Based on an article in the latest  issue of Journal of Social Policy

Giving parents the opportunity to exercise greater choice in where and how their children are educated has been a common theme of educational policy in England during the last three or four decades. As well as giving parents the right to express a preference as to which school their children should attend, the policy has resulted in a greater diversity in the types of school that the state provides or funds.

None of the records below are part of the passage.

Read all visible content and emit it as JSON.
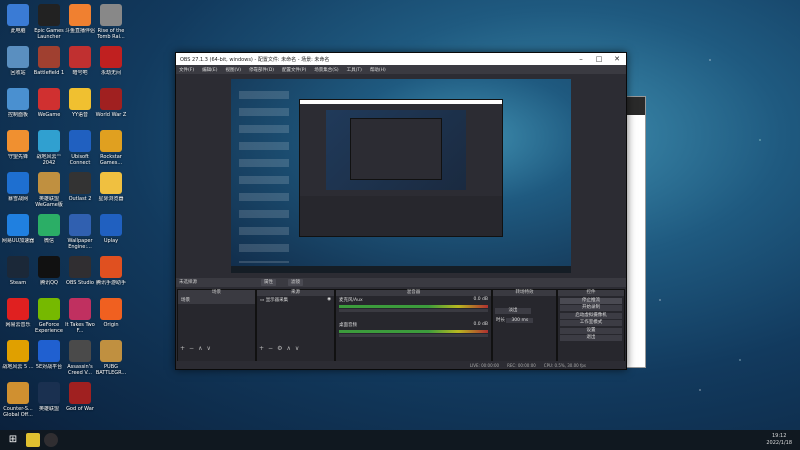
{
  "desktop": {
    "icons": [
      {
        "label": "此电脑",
        "color": "#3a7bd5"
      },
      {
        "label": "Epic Games Launcher",
        "color": "#222"
      },
      {
        "label": "斗鱼直播伴侣",
        "color": "#f08030"
      },
      {
        "label": "Rise of the Tomb Rai...",
        "color": "#888"
      },
      {
        "label": "回收站",
        "color": "#5a8fc0"
      },
      {
        "label": "Battlefield 1",
        "color": "#a04030"
      },
      {
        "label": "暗号吧",
        "color": "#c03030"
      },
      {
        "label": "永劫无间",
        "color": "#c02020"
      },
      {
        "label": "控制面板",
        "color": "#4a90d0"
      },
      {
        "label": "WeGame",
        "color": "#d03030"
      },
      {
        "label": "YY语音",
        "color": "#f0c030"
      },
      {
        "label": "World War Z",
        "color": "#a02020"
      },
      {
        "label": "守望先锋",
        "color": "#f09030"
      },
      {
        "label": "战地风云™ 2042",
        "color": "#30a0d0"
      },
      {
        "label": "Ubisoft Connect",
        "color": "#2060c0"
      },
      {
        "label": "Rockstar Games...",
        "color": "#e0a020"
      },
      {
        "label": "暴雪战网",
        "color": "#1e6fd0"
      },
      {
        "label": "英雄联盟 WeGame版",
        "color": "#c09040"
      },
      {
        "label": "Outlast 2",
        "color": "#333"
      },
      {
        "label": "星际浏览器",
        "color": "#f0c040"
      },
      {
        "label": "网易UU加速器",
        "color": "#2080e0"
      },
      {
        "label": "微信",
        "color": "#2bae66"
      },
      {
        "label": "Wallpaper Engine:...",
        "color": "#3060b0"
      },
      {
        "label": "Uplay",
        "color": "#2060c0"
      },
      {
        "label": "Steam",
        "color": "#1b2838"
      },
      {
        "label": "腾讯QQ",
        "color": "#111"
      },
      {
        "label": "OBS Studio",
        "color": "#302e31"
      },
      {
        "label": "腾讯手游助手",
        "color": "#e05020"
      },
      {
        "label": "网易云音乐",
        "color": "#e02020"
      },
      {
        "label": "GeForce Experience",
        "color": "#76b900"
      },
      {
        "label": "It Takes Two F...",
        "color": "#c03060"
      },
      {
        "label": "Origin",
        "color": "#f06020"
      },
      {
        "label": "战地风云 5 ...",
        "color": "#e0a000"
      },
      {
        "label": "5E对战平台",
        "color": "#2060d0"
      },
      {
        "label": "Assassin's Creed V...",
        "color": "#4a4a4a"
      },
      {
        "label": "PUBG BATTLEGR...",
        "color": "#c09040"
      },
      {
        "label": "Counter-S... Global Off...",
        "color": "#d09030"
      },
      {
        "label": "英雄联盟",
        "color": "#1a3050"
      },
      {
        "label": "God of War",
        "color": "#a02020"
      }
    ]
  },
  "obs": {
    "title": "OBS 27.1.3 (64-bit, windows) - 配置文件: 未命名 - 场景: 未命名",
    "menu": [
      "文件(F)",
      "编辑(E)",
      "视图(V)",
      "停靠部件(D)",
      "配置文件(P)",
      "场景集合(S)",
      "工具(T)",
      "帮助(H)"
    ],
    "toolbar": {
      "no_source": "未选择源",
      "properties": "属性",
      "filters": "滤镜"
    },
    "docks": {
      "scenes": {
        "title": "场景",
        "items": [
          "场景"
        ]
      },
      "sources": {
        "title": "来源",
        "items": [
          "显示器采集"
        ]
      },
      "mixer": {
        "title": "混音器",
        "tracks": [
          {
            "name": "麦克风/Aux",
            "db": "0.0 dB"
          },
          {
            "name": "桌面音频",
            "db": "0.0 dB"
          }
        ]
      },
      "transitions": {
        "title": "转场特效",
        "type": "淡出",
        "duration_label": "时长",
        "duration": "300 ms"
      },
      "controls": {
        "title": "控件",
        "buttons": [
          "停止推流",
          "开始录制",
          "启动虚拟摄像机",
          "工作室模式",
          "设置",
          "退出"
        ]
      }
    },
    "status": {
      "live": "LIVE: 00:00:00",
      "rec": "REC: 00:00:00",
      "cpu": "CPU: 0.5%, 30.00 fps"
    }
  },
  "taskbar": {
    "time": "19:12",
    "date": "2022/1/18"
  }
}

According to many of its protagonists, an integral part of the diversity promoted by the school choice agenda is providing parents with the opportunity to send their children to a faith-based school. Our paper assesses whether this link exists in the minds of the general public. It examines whether attitudes towards faith-based schools in all four parts of the UK are a reflection of attitudes towards the principle of school choice or whether, alternatively, they are largely the product of people’s sense of religious identity.

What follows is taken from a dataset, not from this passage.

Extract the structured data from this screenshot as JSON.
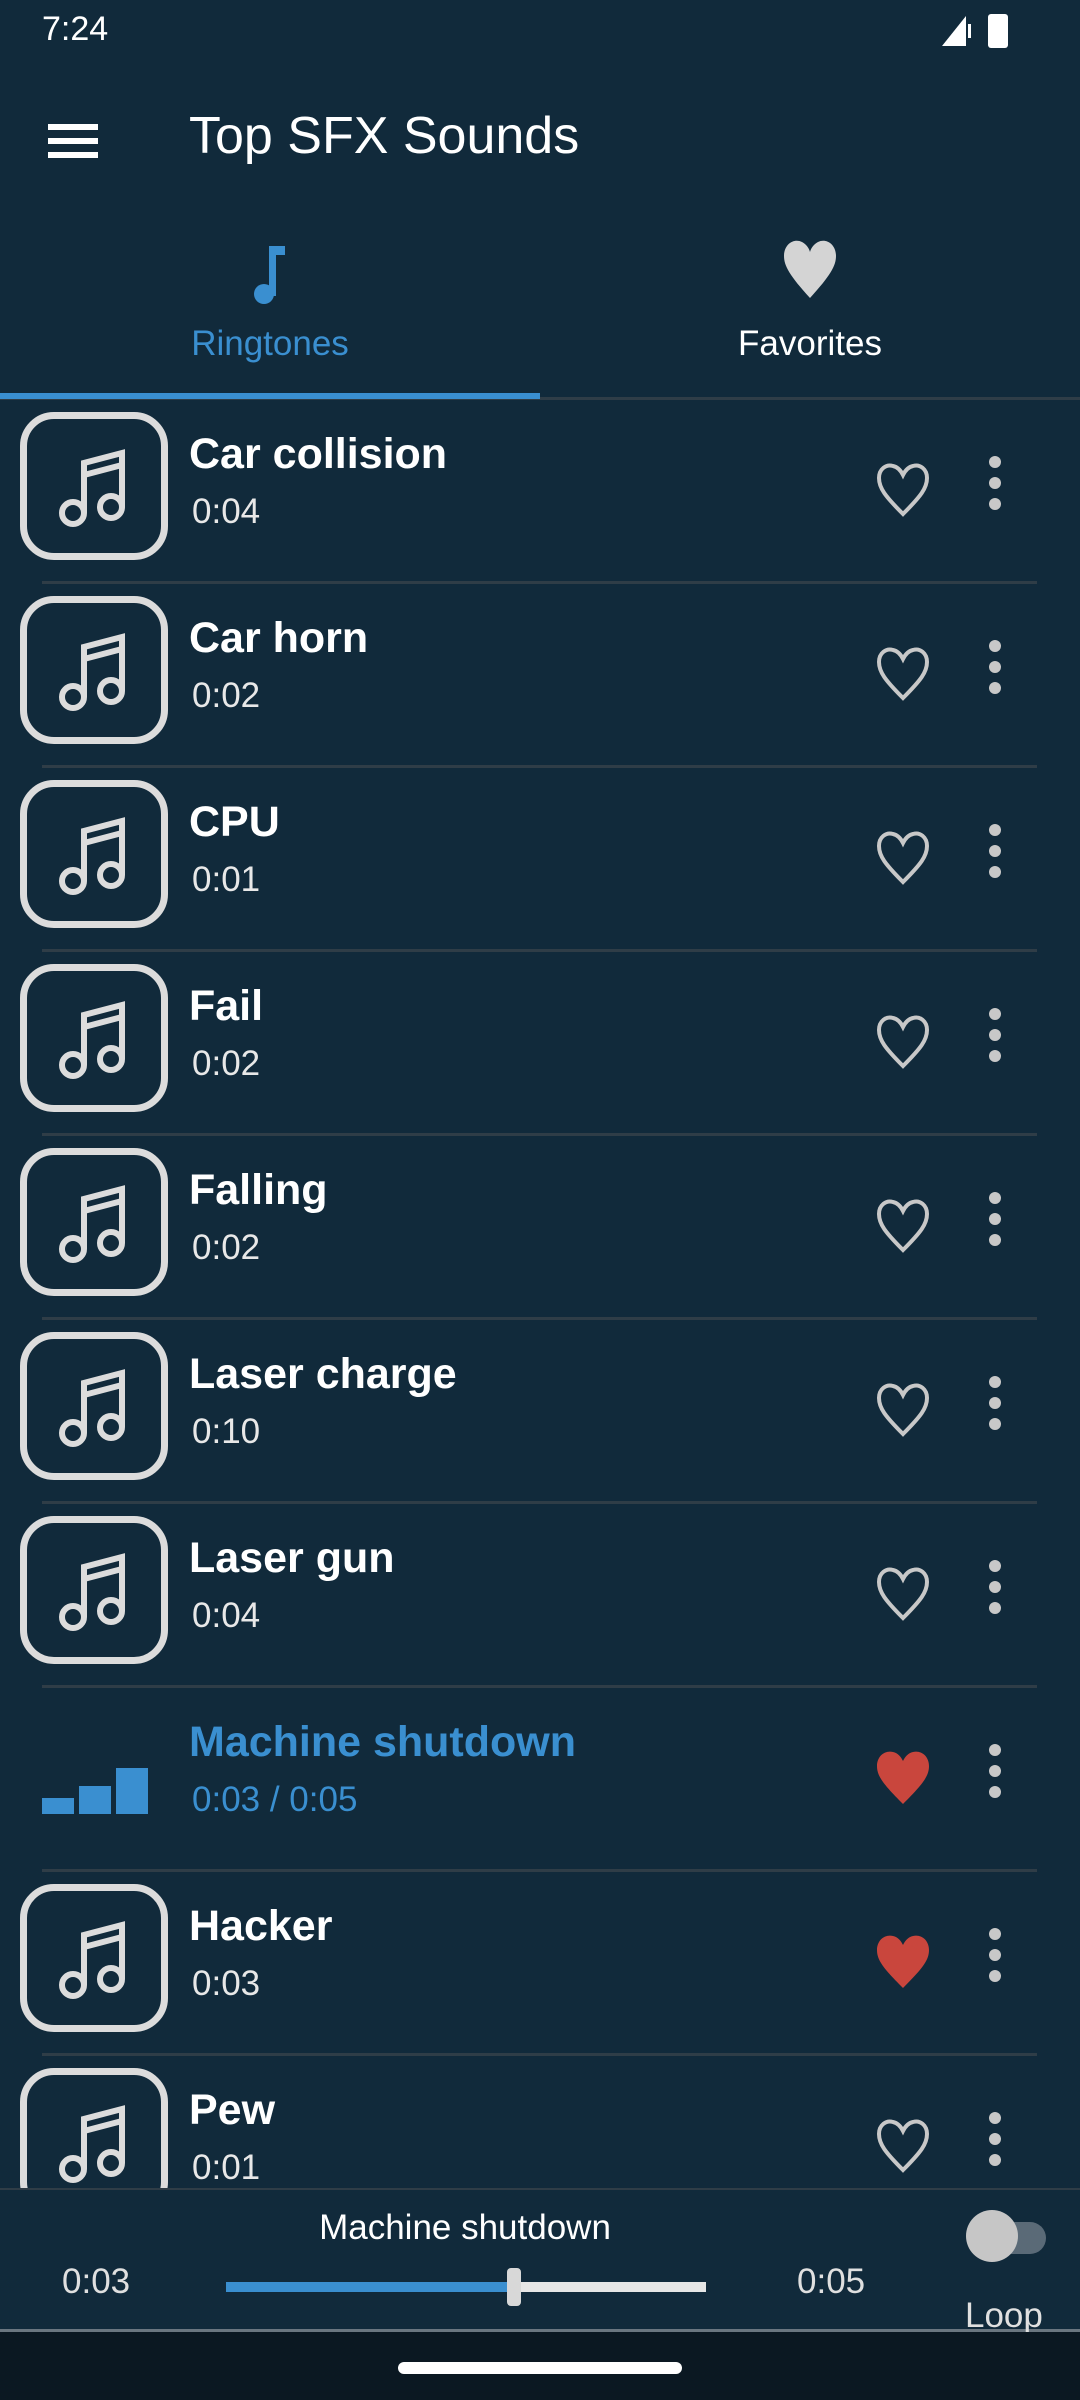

Our analysis finds that the general principle of school choice is strongly supported by the public across all four parts of the UK. However the provision of faith-based schools is nothing like as popular. Moreover, those who support the principle of school choice are no more likely to support the provision of faith-based schools than voters in general.

Protestants, Catholics and those who do not identify with any religion have very similar attitudes towards the principle of school choice. However, they have very different attitudes towards the provision of faith-based schools. People’s attitudes to faith-based schools reflect their religious identity and how far the provision of faith-based schools might be thought to promote the values and interests of the religious group with which they identify.

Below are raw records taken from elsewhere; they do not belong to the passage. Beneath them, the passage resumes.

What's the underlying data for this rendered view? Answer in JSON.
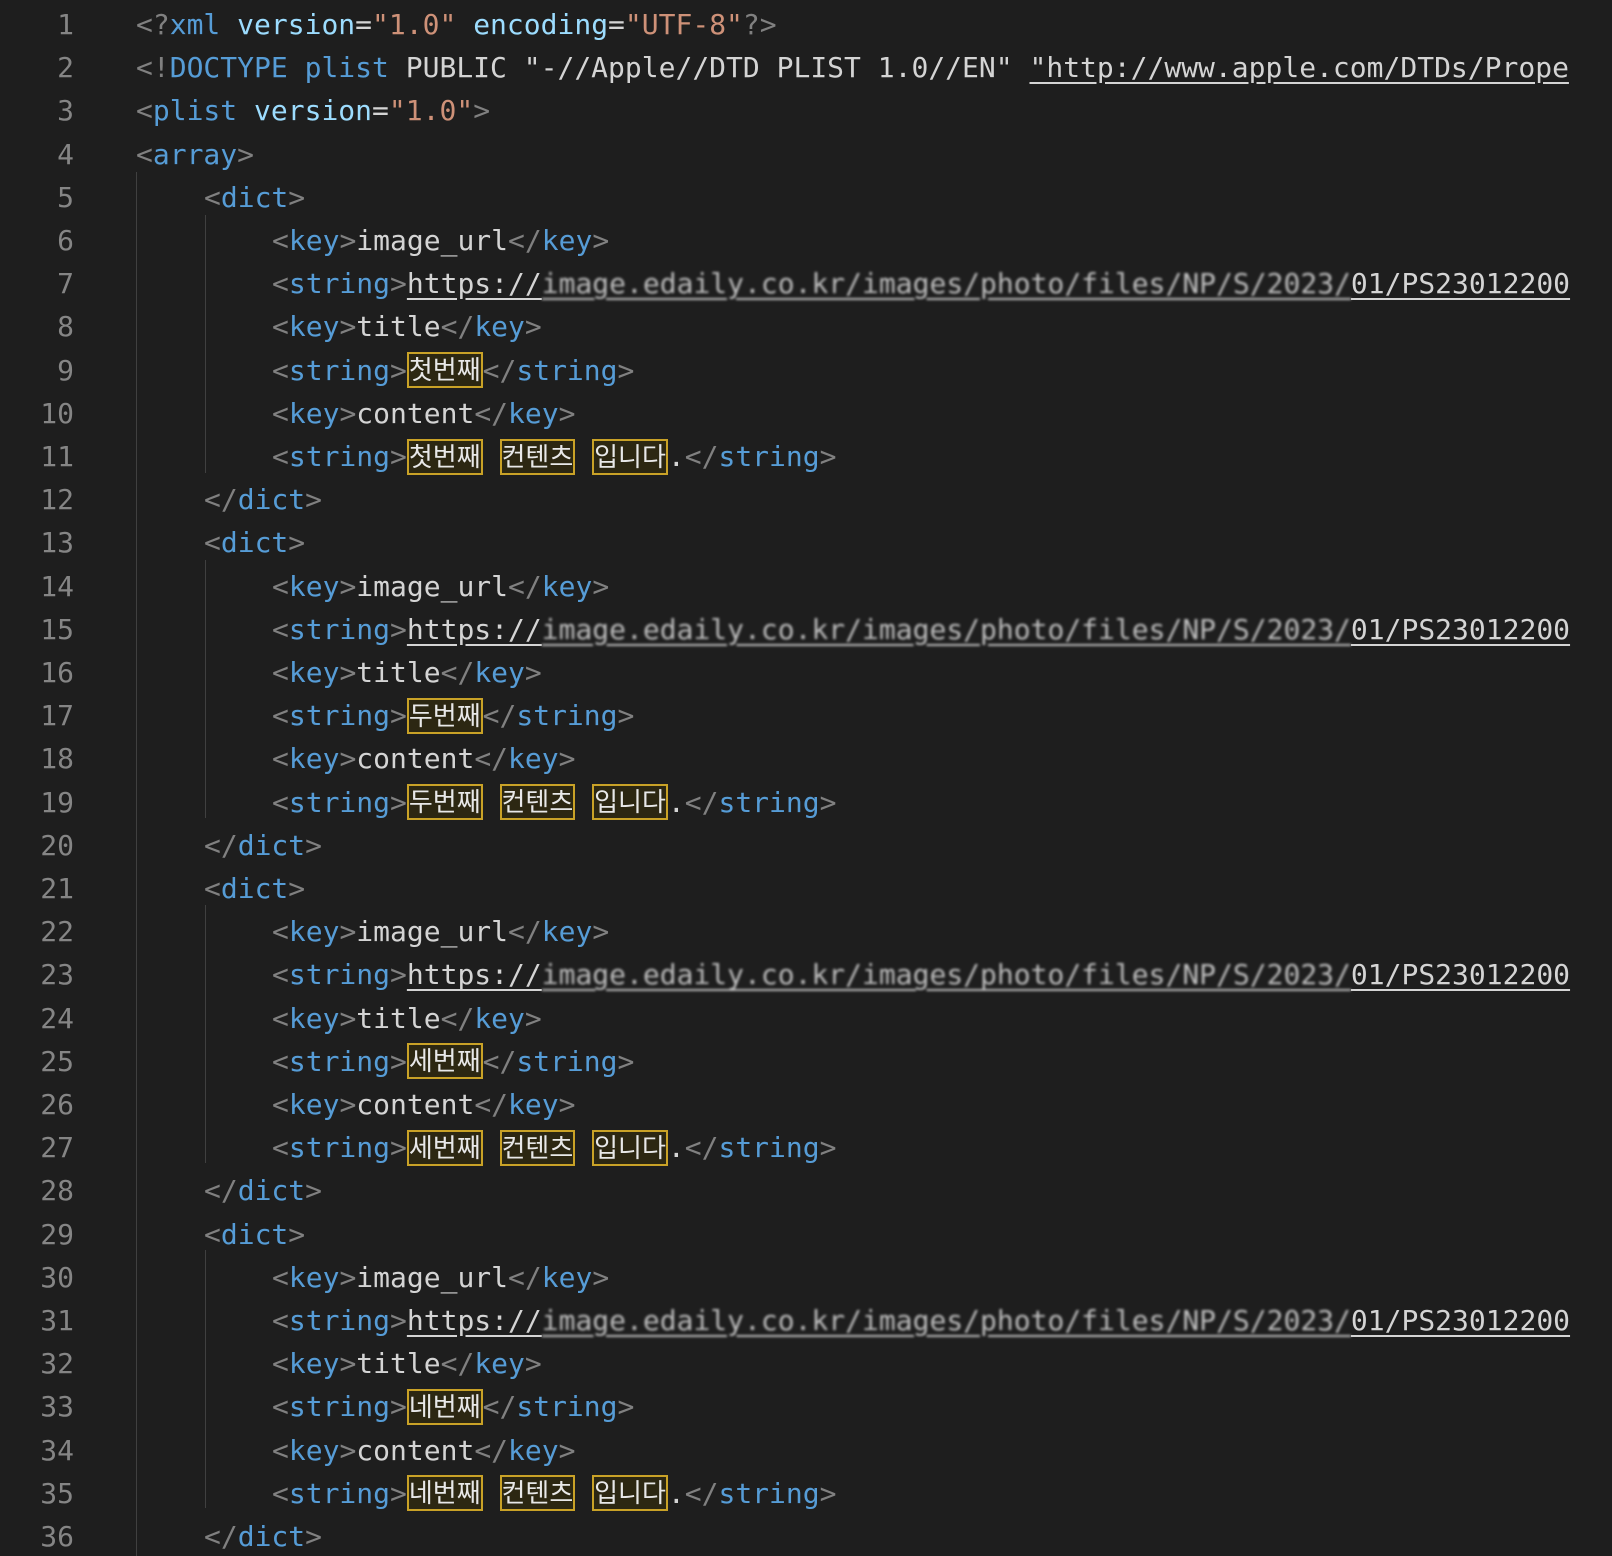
{
  "editor": {
    "language": "xml",
    "colors": {
      "background": "#1e1e1e",
      "line_number": "#858585",
      "tag_bracket": "#808080",
      "tag_name": "#569cd6",
      "attribute_name": "#9cdcfe",
      "attribute_value": "#ce9178",
      "text": "#d4d4d4",
      "unicode_highlight_border": "#c9a227"
    },
    "line_numbers": [
      "1",
      "2",
      "3",
      "4",
      "5",
      "6",
      "7",
      "8",
      "9",
      "10",
      "11",
      "12",
      "13",
      "14",
      "15",
      "16",
      "17",
      "18",
      "19",
      "20",
      "21",
      "22",
      "23",
      "24",
      "25",
      "26",
      "27",
      "28",
      "29",
      "30",
      "31",
      "32",
      "33",
      "34",
      "35",
      "36"
    ],
    "header": {
      "xml_decl": {
        "version": "1.0",
        "encoding": "UTF-8"
      },
      "doctype_public": "\"-//Apple//DTD PLIST 1.0//EN\"",
      "doctype_url": "\"http://www.apple.com/DTDs/Prope",
      "plist_version": "1.0"
    },
    "keys": {
      "image_url": "image_url",
      "title": "title",
      "content": "content"
    },
    "entries": [
      {
        "url_start": "https://",
        "url_blurred": "image.edaily.co.kr/images/photo/files/NP/S/2023/",
        "url_end": "01/PS23012200",
        "title": "첫번째",
        "content_words": [
          "첫번째",
          "컨텐츠",
          "입니다"
        ],
        "content_end": "."
      },
      {
        "url_start": "https://",
        "url_blurred": "image.edaily.co.kr/images/photo/files/NP/S/2023/",
        "url_end": "01/PS23012200",
        "title": "두번째",
        "content_words": [
          "두번째",
          "컨텐츠",
          "입니다"
        ],
        "content_end": "."
      },
      {
        "url_start": "https://",
        "url_blurred": "image.edaily.co.kr/images/photo/files/NP/S/2023/",
        "url_end": "01/PS23012200",
        "title": "세번째",
        "content_words": [
          "세번째",
          "컨텐츠",
          "입니다"
        ],
        "content_end": "."
      },
      {
        "url_start": "https://",
        "url_blurred": "image.edaily.co.kr/images/photo/files/NP/S/2023/",
        "url_end": "01/PS23012200",
        "title": "네번째",
        "content_words": [
          "네번째",
          "컨텐츠",
          "입니다"
        ],
        "content_end": "."
      }
    ]
  }
}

A majority of Catholics express support for faith-based schools, but only a minority of Protestants and the non religious do so. Equally importantly, the extent to which Protestants and the non religious oppose such schools varies from one part of the UK to another. They are much more likely to be amenable to the idea in both England and Wales, where there are both Catholic and Protestant faith-based schools, than they are in either Scotland or Northern Ireland, where nearly all faith-based schools are Catholic in character. In other words, if the term ‘religious schools’ stands for more than ‘Catholic education’ in their part of the UK, Protestants and the non religious are less likely to regard these schools as simply a means of fostering the values and ethos of those whom they may regard as an outgroup.

Rather than reflecting a supposedly a-social concern with choice, support for faith-based schools appears to be rooted instead in potentially antagonistic social identities. Policy makers interested in pursuing public service reform, whether in the UK or elsewhere, cannot assume that apparent public support for choice in the abstract will necessarily translate into backing for any and every form of possible provision.